Cette critique de fond des élites s’inscrit dans une aspiration à l’égalité et à la reconnaissance que l’on retrouve à l’échelle mondiale dans toutes les catégories de la population, mais aussi dans la généralisation des appels à la pudeur, à l’humilité, à la retenue, notamment pour ceux que la chance a favorisé. La discussion sur les réseaux sociaux des derniers jours est aussi marquée par la colère d’internautes marocains à l’encontre de l’influenceur français Brahim Bouhel, qui a publié une vidéo dans un restaurant marocain, jugée hautaine et dégradante à l’égard de la population du pays, de ses enfants de rue ou de sa population féminine. A la suite de ce mouvement de colère, Adidas, sponsor de Brahim, a annoncé reconsidérer son investissement. En Algérie, le hashtag #Boycottlesdzindubai (« Boycott les DZ in Dubaï », DZ comme diminutif de l’Algérie) a été mobilisé par des internautes algériens en colère contre l’organisation d’une émission de téléréalité mettant en scène les fêtes d’influenceurs algériens et franco-algériens dans une villa de Dubaï, craignant que l’émission porte atteinte à « la pudeur et la fierté algérienne », selon l’expression d’un Youtubeur. De façon transversale, ces deux épisodes d’irritation questionnent le statut de certains bi-nationaux privilégiés dans les pays du Maghreb, et l’on peut tracer une analogie entre l’affaire Chalançon et le sujet Brahim : « Le #brahimbouhlel a le privilège de pouvoir se rendre au Maroc en plein Covid alors que les marocains expatriés rêvent que de voir leurs familles et lui a l’outrecuidance de se moquer et humilier ceux qui l’accueillent. Il aurait jamais osé faire de même dans son pays d’origine », note @Bouktsky84 sur Twitter. 

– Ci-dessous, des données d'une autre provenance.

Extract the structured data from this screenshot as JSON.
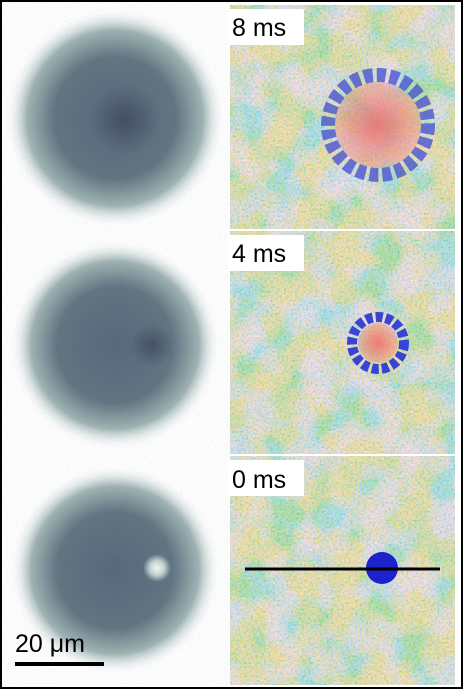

Tout indique que le Covid, avec les lourdes contraintes qu’il a imposé aux populations les plus exposées, a accentué un sentiment d’injustice et d’incompréhension déjà largement présent contre une catégorie de population capable de s’exonérer tout ou partiellement de ces contraintes. Dans son ouvrage “The Road to Somewhere: The Populist Revolt and the Future of Politics”, le britannique David Goodhart analysait le fossé politique creusé entre les « Somewheres » et les « Anywheres ». Le système médiatique actuel accroît ce fossé. Les crises développées sur les réseaux sociaux sont utilisées comme support par les chaînes de télévision afin de capter l’audience et de récupérer les conversations. Ainsi l’émission de Cyril Hanouna TPMP a-t-elle fait intervenir une personne masquée, accusant un « ministre à cheveux gris » d’être présent dans l’un des dîners du Palais Vivienne, forçant plusieurs ministres du gouvernement à émettre des démentis sur les réseaux sociaux. Cette machine qui cherche à s’emballer, à partir de faits divers anodins, peut avoir des conséquences lourdes sur les opinions publiques et les événements politiques. Les meilleurs groupes militants sont devenus maîtres dans l’utilisation de cette mécanique génératrice de crises, qu’il s’agisse du récent #saccageparis ou de la critique de la « blackface » de l’acteur Gérard Darmon. Pour un fonctionnement adéquat de nos démocraties, nous allons devoir apprendre à gérer collectivement ces crises permanentes, en les analysant froidement, en les mettant à distance et en évitant les surréactions politiques. A court terme, le gouvernement sera bien avisé de se rappeler ce mot attribué à Henri IV, en guise de programme politique : « je veux qu’il n’y ait si pauvre paysan en mon royaume qu’il n’ait tous les dimanches sa poule au pot ».